Simplified definition
Tshirt sizing is used to estimate if a workload is “S — Small”, “M — Medium”, “L — Large”, or “XL — Extra Large”. It is said to be part of the agile project management movement, and attribution to the term has been given to Larry Osterman [1].
Implications of t shirt sizing
Sizing alone is a start, but what’s crucial are its implications. So for example, teams will need to agree on what each t shirt size looks like for workload — by weeks/months and engineers. So MAYBE something like the below bullets, where it would also depend on company/team/product/eng environments. Assuming X engineers, t shirt sizes could mean:
- S — 2–4 weeks of work
- M— 1–3 months
- L — 3–6 months (or longer??)
- XL — I don’t dare estimate this! 😆
Benefits of t shirt sizing
The primary benefit of t shirt sizing is in its simplicity for communications — communicating to leadership/cross functions about product plans, timelines, and resourcing needs. It’s imprecise nature could mean some fudging (e.g., no product team wants to be the one to propose a XL feature 🛑 — how would one even galvanize resources???). However, the relative sizing of S vs M can be incredibly helpful in deciding what initiatives to prioritize.

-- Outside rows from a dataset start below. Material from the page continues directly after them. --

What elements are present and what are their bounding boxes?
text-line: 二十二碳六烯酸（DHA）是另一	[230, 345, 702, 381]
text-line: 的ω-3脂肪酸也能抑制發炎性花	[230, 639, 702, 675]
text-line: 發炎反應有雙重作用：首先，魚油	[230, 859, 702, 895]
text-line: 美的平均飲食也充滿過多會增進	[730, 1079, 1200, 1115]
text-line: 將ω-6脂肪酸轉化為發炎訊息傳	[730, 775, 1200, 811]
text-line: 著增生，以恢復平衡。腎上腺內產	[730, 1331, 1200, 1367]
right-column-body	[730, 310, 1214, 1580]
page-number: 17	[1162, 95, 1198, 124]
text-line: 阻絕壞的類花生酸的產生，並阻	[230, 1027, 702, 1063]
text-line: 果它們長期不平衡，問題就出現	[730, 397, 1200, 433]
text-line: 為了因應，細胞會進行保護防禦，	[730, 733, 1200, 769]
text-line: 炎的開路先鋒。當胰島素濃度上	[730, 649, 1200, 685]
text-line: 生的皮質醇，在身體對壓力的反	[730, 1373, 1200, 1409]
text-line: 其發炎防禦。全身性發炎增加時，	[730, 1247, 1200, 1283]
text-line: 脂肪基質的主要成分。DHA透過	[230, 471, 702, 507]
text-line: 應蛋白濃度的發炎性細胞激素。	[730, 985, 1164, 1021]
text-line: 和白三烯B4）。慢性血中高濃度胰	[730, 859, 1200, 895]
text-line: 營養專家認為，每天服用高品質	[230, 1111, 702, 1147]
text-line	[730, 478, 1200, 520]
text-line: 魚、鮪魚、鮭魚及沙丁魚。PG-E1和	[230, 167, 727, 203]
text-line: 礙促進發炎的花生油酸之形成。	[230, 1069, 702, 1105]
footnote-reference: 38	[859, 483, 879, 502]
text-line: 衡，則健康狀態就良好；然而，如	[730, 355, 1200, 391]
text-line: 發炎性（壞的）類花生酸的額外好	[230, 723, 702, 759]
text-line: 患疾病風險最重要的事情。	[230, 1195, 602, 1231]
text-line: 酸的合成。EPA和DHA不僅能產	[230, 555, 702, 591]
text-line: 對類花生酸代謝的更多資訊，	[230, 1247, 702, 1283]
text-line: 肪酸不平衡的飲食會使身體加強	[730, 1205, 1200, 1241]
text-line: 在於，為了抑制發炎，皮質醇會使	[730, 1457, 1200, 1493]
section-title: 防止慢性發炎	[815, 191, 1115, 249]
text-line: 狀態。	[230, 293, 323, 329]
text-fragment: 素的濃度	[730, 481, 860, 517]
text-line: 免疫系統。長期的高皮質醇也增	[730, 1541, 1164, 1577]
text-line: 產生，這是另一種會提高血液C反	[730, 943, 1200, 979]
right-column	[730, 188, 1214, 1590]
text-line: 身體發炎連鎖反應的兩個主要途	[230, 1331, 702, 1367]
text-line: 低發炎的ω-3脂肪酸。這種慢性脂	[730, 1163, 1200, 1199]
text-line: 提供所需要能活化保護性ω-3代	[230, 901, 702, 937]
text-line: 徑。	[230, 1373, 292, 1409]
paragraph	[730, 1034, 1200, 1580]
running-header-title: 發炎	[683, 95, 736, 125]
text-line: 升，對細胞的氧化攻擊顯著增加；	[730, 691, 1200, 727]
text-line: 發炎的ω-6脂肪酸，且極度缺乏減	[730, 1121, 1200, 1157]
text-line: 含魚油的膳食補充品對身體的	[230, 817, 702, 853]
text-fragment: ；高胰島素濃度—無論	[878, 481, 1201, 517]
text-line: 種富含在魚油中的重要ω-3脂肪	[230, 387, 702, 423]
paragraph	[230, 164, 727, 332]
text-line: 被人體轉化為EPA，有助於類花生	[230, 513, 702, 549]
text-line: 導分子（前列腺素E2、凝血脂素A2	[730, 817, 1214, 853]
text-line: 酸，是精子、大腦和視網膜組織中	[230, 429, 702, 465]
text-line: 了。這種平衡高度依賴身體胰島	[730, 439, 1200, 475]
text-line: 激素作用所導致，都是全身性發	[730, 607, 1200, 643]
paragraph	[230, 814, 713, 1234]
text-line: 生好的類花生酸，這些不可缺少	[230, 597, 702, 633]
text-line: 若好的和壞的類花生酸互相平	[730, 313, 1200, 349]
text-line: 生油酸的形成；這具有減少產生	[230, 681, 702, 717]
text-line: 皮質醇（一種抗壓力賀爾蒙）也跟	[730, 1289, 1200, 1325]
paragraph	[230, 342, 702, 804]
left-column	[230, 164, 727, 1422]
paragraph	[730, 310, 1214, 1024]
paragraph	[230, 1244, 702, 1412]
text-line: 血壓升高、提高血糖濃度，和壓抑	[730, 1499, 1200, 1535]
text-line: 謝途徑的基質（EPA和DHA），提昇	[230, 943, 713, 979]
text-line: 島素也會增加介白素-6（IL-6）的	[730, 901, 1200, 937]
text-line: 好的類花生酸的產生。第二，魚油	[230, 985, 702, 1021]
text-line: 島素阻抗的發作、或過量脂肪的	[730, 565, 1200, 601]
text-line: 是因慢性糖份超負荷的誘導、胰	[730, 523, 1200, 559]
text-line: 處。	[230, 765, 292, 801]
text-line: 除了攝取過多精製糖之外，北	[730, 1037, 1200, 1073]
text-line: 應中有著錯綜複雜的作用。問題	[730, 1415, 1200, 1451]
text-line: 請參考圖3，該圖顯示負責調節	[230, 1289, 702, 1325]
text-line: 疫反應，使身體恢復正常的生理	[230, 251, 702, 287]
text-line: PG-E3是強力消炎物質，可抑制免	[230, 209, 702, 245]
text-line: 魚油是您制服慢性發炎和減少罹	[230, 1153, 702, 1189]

Slight segue — a common follow up question to sizing is whether more people allocated would mean the work can be completed faster (e.g., work is parallelized), or whether the work has dependencies and so more people does not help. Mythical Man Month has a fantastic essay discussing “Brooks Law”, which argues that when tasks cannot be partitioned, the “application of effort has no effect on scheduling (pg17), and in fact adding more people delays a project further, given coordination costs [2]. T shirt sizing cannot answer this question— it’ll need a more precise engineering manager estimate of type of work, eng weeks, eng skill etc.
Simplicity vs precision
Ultimately “t shirt sizing” is t shirt sizing for a reason — it’s an estimate, is not precise, but a good way to start the conversation on workload.
I recognize the irony of writing this given I have never been in product, eng, or technical program management! But sizing affects teams beyond those. Having been in cross functional roles interacting with product and eng to (a) write product strategy and plan resource asks (b) develop a partnerships strategy to support a product (c) find a partner to meet timelines that would fulfil that strategy (d) prioritize partnerships work according to product timelines, t shirt sizing and its implications on timelines helps effectively accomplish all of the above. I’m glad for this heuristic.
[1] More here and the definition as“making extremely rough estimates in terms of a small number of predefined categories”.
[2] Gemini had this helpful analogy — Imagine digging a ditch. You can definitely assign one person and it will take a certain amount of time.But if you add a second person, they both can’t dig in exactly the same spot without getting in each other’s way. They need to coordinate, decide who digs where, and potentially move dirt that the other person has already piled up. This coordination adds extra time to the project.